Hi.

the address belongs to the subnet 172.16.112.0 /20

/20 = 255.255.240.0

how??

first write the host address with the /20, /20 = 20 bits for the subnet portion.

so the first and second octets have 16 bits (8 bits each octet)

but we need 20, so we must use only the first 4 bits of the third octet.

as a resulta 16 bits from the first and second octet, plus 4 bits from the second octet we have totally 20 bits.

the next step is to conver the third octet in binary:

128 64 32 16 8 4 2 1

128 192 224 240 248 252 254 255

if you look at the 4 first octets are in blue color, you notice that the mask portion also in blue color ends in a 240.

so we get the result of the mask in the third octet:

255.255.240.0

now that we have the mask, we must know the subnet address to whic the host **172.16.121.1** bolngs to.

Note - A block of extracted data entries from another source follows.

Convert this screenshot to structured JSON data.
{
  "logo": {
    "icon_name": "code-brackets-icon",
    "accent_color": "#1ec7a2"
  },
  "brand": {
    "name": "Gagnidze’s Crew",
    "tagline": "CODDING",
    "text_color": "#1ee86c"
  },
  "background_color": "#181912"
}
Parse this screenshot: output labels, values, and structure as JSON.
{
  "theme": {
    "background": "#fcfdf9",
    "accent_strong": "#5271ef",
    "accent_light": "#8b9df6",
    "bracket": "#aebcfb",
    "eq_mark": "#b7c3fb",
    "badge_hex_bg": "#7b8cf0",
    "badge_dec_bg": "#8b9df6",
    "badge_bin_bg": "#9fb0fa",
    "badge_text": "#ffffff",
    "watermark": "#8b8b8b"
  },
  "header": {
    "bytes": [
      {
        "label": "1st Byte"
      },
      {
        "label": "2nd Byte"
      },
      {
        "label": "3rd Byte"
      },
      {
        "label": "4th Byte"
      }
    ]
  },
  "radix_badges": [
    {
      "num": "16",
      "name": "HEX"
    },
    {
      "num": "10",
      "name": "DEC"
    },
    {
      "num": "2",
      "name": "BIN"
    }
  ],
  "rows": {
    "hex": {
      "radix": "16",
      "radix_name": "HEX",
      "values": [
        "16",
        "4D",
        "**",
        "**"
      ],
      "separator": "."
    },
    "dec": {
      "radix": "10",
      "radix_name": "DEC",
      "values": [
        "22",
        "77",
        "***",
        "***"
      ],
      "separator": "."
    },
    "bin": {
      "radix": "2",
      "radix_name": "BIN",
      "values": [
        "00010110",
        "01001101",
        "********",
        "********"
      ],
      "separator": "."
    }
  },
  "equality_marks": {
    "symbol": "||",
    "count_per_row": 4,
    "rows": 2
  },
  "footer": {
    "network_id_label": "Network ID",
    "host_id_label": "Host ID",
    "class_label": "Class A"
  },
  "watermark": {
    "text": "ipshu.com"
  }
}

In the next step we again write the third octet where we were working bu we must convert the third decimal number (121) into binary.

128 64 32 16 8 4 2 1

128 192 224 240 248 252 254 255

0 1 1 1 1 0 0 1

where the binary 0 1 1 1 1 0 0 1 is the decimal 121

now, if we look only at the first four bits of the binary we look that 0 1 1 1 = 112 decimal

this is how the subnet bits work together with the ip address to determine the subnet address.

so it is the value of the third and how we get the subnet value 172.16.112.0

now for the hosts you can use within this subnet we can work again with binary values:

128 64 32 16 8 4 2 1

128 192 224 240 248 252 254 255

0 1 1 1 0 0 0 0

at this point if we put all zeros in the host portion of the third and fourth octet we we the subnet address 172.16.112.0

for each host you must increment by one sequentially starting from the the last bit of the fourth octet, for exapmle:

third octet:

0 1 1 1 0 0 0 0

fourth octet:

0 0 0 0 0 0 0 0

**so for the first host: **

third octet:

0 1 1 1 0 0 0 0

fourth octet:

0 0 0 0 0 0 0 1

in decimal = 172.16.112.1

**the seconf host:**

third octet:

0 1 1 1 0 0 0 0

fourth octet:

0 0 0 0 0 0 1 0

in decimal = 172.16.112.2

for the last host:

third octet:

0 1 1 1 1 1 1 1

fourth octet:

1 1 1 1 1 1 1 0

in decimal = 172.16.127.254

so the complete range of usable host address for the entire subnet address are:

172.16.112.0 /20 network

172.16.112.1 - 172.16.127.254 /20 range of usable hosts

172.16.127.255 /20 broadcast for the subnet.

in the example it looks easy, try to practice a lot.